Saturday, April 20, 2019

Murder at the Mardi Gras

Murder at the Mardi Gras (1947) by Elisabet M. Stone

Maggie Slone, a reporter for New Orleans' leading afternoon daily newspaper, is assigned to cover the Mardi Gras festivities for the first carnival since the lifting of Prohibition. It is a wild night--even more so than usual with everyone toasting the end of the long dry spell. Hopping from one night spot to another, she finds herself at the famous Le Coq d'Or cafe and a witness to a grand dust-up among a group at an adjoining table. It is obvious that the trouble revolves around a femme fatale type. Gaston, the cafe's owner, has been sharing a drink with Maggie and he declares the woman to be a bad one.

No, I don't really know them. But I do know her kind. she is bad. Bad through and through. She is evil, M'selle. All evil.... [Maggie protests that the woman is lovely.] Lovely? Not at all, M'selle. To be sure she is of great beauty, but it is a cold hotness of beauty which puts into a man a devil which may drive him mad.

Next day, Maggie is sent out to cover a suicide by gas and Gaston is proven correct for one of the men, who had shown himself madly obsessed with love for Nita, is the dead man. Maggie sees a chance for a scoop and quickly writes up the story with an angle on Nita. Who is this mystery woman? And where has she disappeared to while her lover did away with himself? That last question is answered just a few hours later when Nita is found strangled to death. 

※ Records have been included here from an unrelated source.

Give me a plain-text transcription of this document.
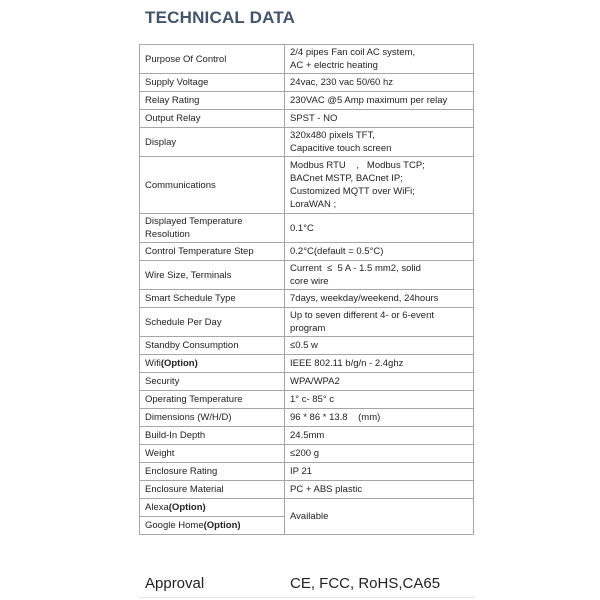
TECHNICAL DATA
Purpose Of Control	2/4 pipes Fan coil AC system,
AC + electric heating

Supply Voltage	24vac, 230 vac 50/60 hz

Relay Rating	230VAC @5 Amp maximum per relay

Output Relay	SPST - NO

Display	320x480 pixels TFT,
Capacitive touch screen

Communications	Modbus RTU    ,   Modbus TCP;
BACnet MSTP, BACnet IP;
Customized MQTT over WiFi;
LoraWAN ;

Displayed Temperature
Resolution	0.1°C

Control Temperature Step	0.2°C(default = 0.5°C)

Wire Size, Terminals	Current  ≤  5 A - 1.5 mm2, solid
core wire

Smart Schedule Type	7days, weekday/weekend, 24hours

Schedule Per Day	Up to seven different 4- or 6-event
program

Standby Consumption	≤0.5 w

Wifi(Option)	IEEE 802.11 b/g/n - 2.4ghz

Security	WPA/WPA2

Operating Temperature	1° c- 85° c

Dimensions (W/H/D)	96 * 86 * 13.8    (mm)

Build-In Depth	24.5mm

Weight	≤200 g

Enclosure Rating	IP 21

Enclosure Material	PC + ABS plastic

Alexa(Option)	Available
Google Home(Option)	
Approval	CE, FCC, RoHS,CA65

Maggie's nose for news tells her that there is a connection between the two deaths and she sets out to beat the police and rival reporters to the story. She is spurred to even greater efforts when a young girl--who had promised Maggie a secret about Nita's death--is attacked and hospitalized. The reporter's zeal for a good story and her ambition to show up the cops lead her straight into trouble and cause her to jump to a few unhealthy conclusions. Unlike many amateur detective novels, Maggie doesn't wind up showing the police how to do their jobs. She almost gets the right answer...but it's the police who get their man in the end.

Stone plays havoc with the amateur "girl detective" trope of the 30s and 40s. No nicely brought up young lady, she. She fights with her mother, is exasperated with her sisters, and regularly flouts the house rules. Maggie Slone may be a lone girl reporter in a sea of male newshounds, but she's no Beverly Gray*. She's foul-mouthed and fiery-tempered and it's a wonder she ever gets a story out of anyone. She apparently solved a murder in a previous novel--but here she digs up all sorts of clues and manages to put the wrong spin on them. So, she's definitely not infallible. 

I'm in two minds about this one. On the one hand, the mystery is well done. I totally missed a clue displayed for all the world to see early on. It's hidden in plain sight so nicely that I doubt many would catch on. But...I found Maggie to be a distraction as a lead character. Her personality is a little too much and it really detracts from the story itself--especially for the period in which it is set and was written. I don't necessarily want a mousy little girl detective--but Maggie seems to want to out-drink and out-swear the boys without any real reason given for her behavior. It's not as if the men around her are constantly telling her not to try and make it in a man's world. The only blow-back she gets is from her friends (and one man who'd like to be more than a friend) that she's putting herself in too much danger. Which--she is. ★★ for a good, solid mystery.

*Beverly Gray is a standard girl detective cast in the mold of Nancy Drew and Judy Bolton and others. Middle to upper middle class and with a nice, solid family life. She starts out her detective career in college and later takes on a job as a reporter--solving mysteries along the way.

All Challenges Fulfilled: Just the Facts, Mount TBR Challenge, Birth Year Challenge, Craving for Cozies, Cruisin' Thru the Cozies, Cloak & Dagger, Print Only, Strictly Print Challenge, 52 Books in 52 Weeks, Outdo Yourself, How Many Books, Medical Examiner, Charity Challenge
Deaths = 4 (one gassed/poisoned; one strangled; one stabbed; one shot)
Calendar = Other February Holiday (Mardi Gras was in February in 1934)

1 comment:

J.G. said...

Sounds like this one is a good combination of an interesting (if not altogether likable) protagonist and some good writing. I like that "cold hotness" description -- it's a little gem dropped into a character's otherwise fairly ordinary speech. Such an interesting era, too.